The next day we made moves for Tepelmeme. The highlight of the day was purchasing rice from a little tienda in a little town whose name wasn’t ever worth knowing let alone remembering. Shops often have bulk packages of goods that you can purchase whatever amount you need from. I was trying to explain to the woman behind the counter that I wanted a single cup. How I said this in Spanish appeared to be incomprehensible so I pointed to a rusty can on the counter top that contained some pencils and told her that I needed about that much. She dumped the pencils out, along with a few dead cockroaches, and used the vessel to scoop out some rice for us which she then put in a small plastic bag and tied shut.

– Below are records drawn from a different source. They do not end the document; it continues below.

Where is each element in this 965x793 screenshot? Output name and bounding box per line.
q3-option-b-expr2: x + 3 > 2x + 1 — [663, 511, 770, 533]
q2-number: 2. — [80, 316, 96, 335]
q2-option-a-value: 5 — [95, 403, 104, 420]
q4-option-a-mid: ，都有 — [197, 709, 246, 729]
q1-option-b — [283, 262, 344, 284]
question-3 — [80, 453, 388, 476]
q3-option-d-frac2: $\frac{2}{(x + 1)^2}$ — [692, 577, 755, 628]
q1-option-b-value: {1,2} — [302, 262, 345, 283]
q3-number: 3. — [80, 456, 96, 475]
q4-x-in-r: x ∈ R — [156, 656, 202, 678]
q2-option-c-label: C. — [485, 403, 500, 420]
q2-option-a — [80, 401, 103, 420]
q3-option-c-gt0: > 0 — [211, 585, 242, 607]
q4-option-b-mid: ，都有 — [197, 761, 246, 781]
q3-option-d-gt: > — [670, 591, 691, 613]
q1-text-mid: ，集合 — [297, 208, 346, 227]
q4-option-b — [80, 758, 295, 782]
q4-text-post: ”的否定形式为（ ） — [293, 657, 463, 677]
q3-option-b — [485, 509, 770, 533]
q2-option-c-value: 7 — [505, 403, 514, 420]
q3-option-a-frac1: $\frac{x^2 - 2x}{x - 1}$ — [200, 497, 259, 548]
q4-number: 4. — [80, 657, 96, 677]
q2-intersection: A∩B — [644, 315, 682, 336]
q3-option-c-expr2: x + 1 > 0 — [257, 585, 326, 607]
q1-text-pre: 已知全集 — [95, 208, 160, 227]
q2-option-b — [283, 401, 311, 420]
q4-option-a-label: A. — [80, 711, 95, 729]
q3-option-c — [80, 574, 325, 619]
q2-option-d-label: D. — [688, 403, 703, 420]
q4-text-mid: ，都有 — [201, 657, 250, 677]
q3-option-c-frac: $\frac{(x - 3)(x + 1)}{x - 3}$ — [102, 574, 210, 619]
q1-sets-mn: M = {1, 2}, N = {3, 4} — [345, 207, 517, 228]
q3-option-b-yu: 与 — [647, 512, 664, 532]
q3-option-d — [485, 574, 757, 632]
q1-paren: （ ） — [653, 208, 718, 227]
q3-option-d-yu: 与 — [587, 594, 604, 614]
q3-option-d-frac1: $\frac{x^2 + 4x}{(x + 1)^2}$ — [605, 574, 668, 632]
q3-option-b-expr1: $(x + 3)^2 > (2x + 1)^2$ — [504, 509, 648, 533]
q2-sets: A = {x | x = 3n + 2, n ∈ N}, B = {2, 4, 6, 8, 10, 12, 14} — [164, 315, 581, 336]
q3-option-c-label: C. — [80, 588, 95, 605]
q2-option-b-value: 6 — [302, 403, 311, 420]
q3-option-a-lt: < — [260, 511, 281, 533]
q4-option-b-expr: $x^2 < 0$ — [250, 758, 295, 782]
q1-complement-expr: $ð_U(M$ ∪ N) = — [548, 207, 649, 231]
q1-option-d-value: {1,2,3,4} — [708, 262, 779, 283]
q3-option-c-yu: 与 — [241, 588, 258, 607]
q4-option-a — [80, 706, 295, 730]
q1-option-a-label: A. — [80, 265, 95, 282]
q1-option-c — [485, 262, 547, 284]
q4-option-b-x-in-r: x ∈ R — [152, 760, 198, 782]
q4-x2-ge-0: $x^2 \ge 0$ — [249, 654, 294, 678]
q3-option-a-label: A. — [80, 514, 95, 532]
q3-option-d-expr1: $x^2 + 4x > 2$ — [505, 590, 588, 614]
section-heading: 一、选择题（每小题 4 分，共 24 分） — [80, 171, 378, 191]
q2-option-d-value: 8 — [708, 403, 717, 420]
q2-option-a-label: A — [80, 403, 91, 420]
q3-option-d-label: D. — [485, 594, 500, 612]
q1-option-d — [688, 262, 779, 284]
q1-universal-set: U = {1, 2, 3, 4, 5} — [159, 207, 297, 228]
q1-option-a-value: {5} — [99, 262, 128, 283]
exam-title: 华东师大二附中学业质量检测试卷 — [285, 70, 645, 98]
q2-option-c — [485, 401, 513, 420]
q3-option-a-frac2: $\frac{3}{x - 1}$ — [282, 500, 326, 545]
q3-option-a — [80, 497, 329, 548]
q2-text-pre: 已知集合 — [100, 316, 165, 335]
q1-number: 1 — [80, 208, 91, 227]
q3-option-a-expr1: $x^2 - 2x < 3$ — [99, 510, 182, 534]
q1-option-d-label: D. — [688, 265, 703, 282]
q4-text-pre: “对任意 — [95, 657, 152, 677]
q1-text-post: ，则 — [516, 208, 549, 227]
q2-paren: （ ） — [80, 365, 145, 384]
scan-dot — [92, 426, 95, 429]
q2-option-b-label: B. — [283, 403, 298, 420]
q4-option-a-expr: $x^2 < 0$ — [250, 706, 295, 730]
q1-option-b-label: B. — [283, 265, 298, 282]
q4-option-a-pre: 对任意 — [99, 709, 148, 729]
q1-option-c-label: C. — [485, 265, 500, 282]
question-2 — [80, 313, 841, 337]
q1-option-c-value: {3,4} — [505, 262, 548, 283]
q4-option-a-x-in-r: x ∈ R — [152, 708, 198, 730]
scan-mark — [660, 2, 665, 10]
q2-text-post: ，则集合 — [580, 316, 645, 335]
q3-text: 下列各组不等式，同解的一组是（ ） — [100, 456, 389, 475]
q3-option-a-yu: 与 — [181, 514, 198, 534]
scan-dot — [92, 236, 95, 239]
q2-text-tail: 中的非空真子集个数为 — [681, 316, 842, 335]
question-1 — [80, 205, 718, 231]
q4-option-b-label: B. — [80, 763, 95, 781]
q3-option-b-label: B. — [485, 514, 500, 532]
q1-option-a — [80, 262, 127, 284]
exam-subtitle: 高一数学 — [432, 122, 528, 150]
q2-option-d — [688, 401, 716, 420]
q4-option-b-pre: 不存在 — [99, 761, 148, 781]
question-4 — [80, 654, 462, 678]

“Muy bien,” I said. Soph’s left eyebrow raised a bit.
That day was hot. We had done a poor job of planning our water and at some point I found myself rationing to one small sip every kilometer. I’d estimated that I had twenty five sips left in my bottle so this would get me to town. My mouth was so dry that I would hold each gulp in for a minute or so in hopes that things would moisten up a bit. I made a point to breathe through my nose because I had read an article from a source with poor credentials that more moisture is lost when you breathe through your mouth. The hills were steep. A six kilometer per hour tail wind made the heat and the climbing bearable. This is also the speed that we go when climbing a steep hill. A newspaper blew alongside me for about twenty minutes before getting caught in a bush.
At some point a truck drove by full of pigs that I guessed were heading for the slaughter house. There were so many that they couldn’t move. The ones on the inside were trying to push their way to the edge to get air. One was laying on its side. The others crawled over it. It smelled like death sunbathing. I considered becoming a vegetarian. These thoughts were fleeting however as our Warmshowers hosts, Gabriel and Paloma, took us out for tacos al pastor that night. I momentarily wondered if I was eating that dead pig. It reminded me of a story I’d heard in Alaska about a fish processing center.
“You sit there all day just cutting and cleaning fish,” the man told me. “It’s so hot. Early afternoon things start to get rancid. That’s when you send whatever you have left over to the canning department.”
I gleefully convinced myself that in the likely chance that pig was in fact dead and not just resting, then it would have ended up in a can. I’d also recently listened to a podcast about how intertwined the beef markets are between the US and Mexico and it seemed incredibly likely that the deceased swine would end up on the plate of an unsuspecting Gringo.
The next day we rode to Nochixtlan, which was also unremarkable. We ate roasted chicken while watching a six year old boy abuse a street dog. I was making a conscious effort to stay out of what in Utah they would describe as “God’s will” in hopes that the mutt would retaliate and teach the bastard a lesson. Soph stepped in as he started pulling on the poor thing’s ears.